While not quite one-hit wonders, The Knack’s eponymous first album hit the airwaves in 1979 like the D-Day landing on Omaha Beach. Led by Doug Fieger (guitar/vocals) with Berton Averre (lead guitar), Bruce Gary (drums) and Prescott Niles (bass), the group’s members did have the “knack” for penning catchy little ditties with a relentless backbeat. The playlist is a litany of the usual boy-girl relationship issues:
- Let Me Out (2:50)
- Your Number Or Your Name (2:57)
- Oh Tara (3:04)
- She’s So Selfish (4:30)
- Maybe Tonight (4:00)
- Good Girls Don’t (3:07)
- My Sharona (4:52)
- Heartbeat (2:11)
- Siamese Twins (The Monkey And Me) (3:25)
- Lucinda (4:00)
- That’s What The Little Girls Do (2:41)
- Frustrated (3:51)
In an unvarnished effort to emulate The Beatles, Buddy Holly, and even The Kinks, from design of the album cover photo to the simplicity of the lyrics, chords (check out “Maybe Tonight”), and harmonies, The Knack never repeated the success of their maiden voyage. Sadly, two of the band members, leader Fieger and drummer Gary have passed away.
Capitol Records, not usually known for audiophile-quality pop albums, got their studio engineers to give us at least decent, if not great sound on this one. The 192kHz/24-bit version in this review wails the proverbial tar out of the 1990 CD reissue (yeah, I bought that one for “My Sharona”). The soundstage is pretty shallow with voices clustered in the middle and guitars in either channel, and drums and bass in the background.

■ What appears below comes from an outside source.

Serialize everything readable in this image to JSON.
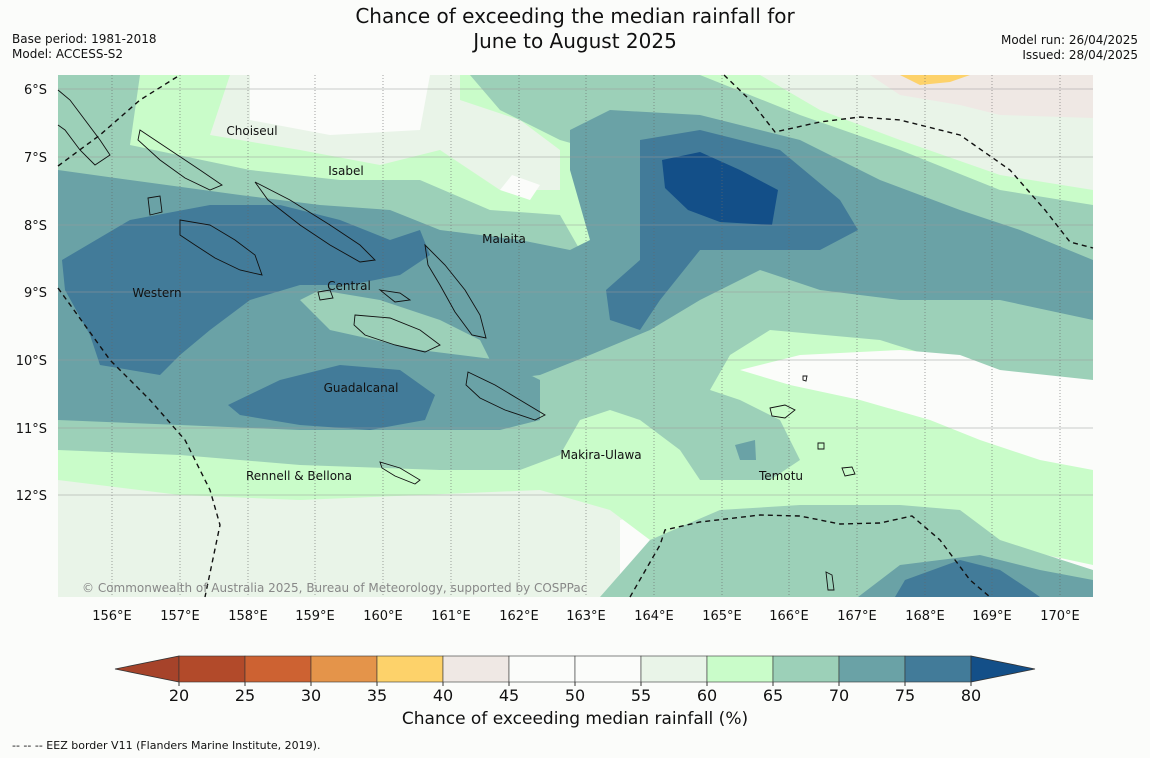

A PDF file of the cover photo.
The Definitive Word
Rock-and-roll has both its hall of fame and elephant burial ground. Unfortunately for The Knack, this promising 1970s group ended up in the latter. This debut album has a mixture of peppy dance numbers mixed with a couple of mid-tempo ballads (“Maybe Tonight, “Lucinda”). On listening all the way through, after all it only takes 40 minutes of your time, I was struck by the relative homogeneity of many of the songs. In comparison with any of the earlier Beatles albums, there was less variety in subject material or actual melodies, and, I guess, this is what contributed to The Knack’s lack of staying power. Good remastering aside, this hi-res download belongs more to the curiosity file than the mainstream of iconic rock performances. In defense of this group, this album is a good reflection of what young people were hearing and buying in 1979.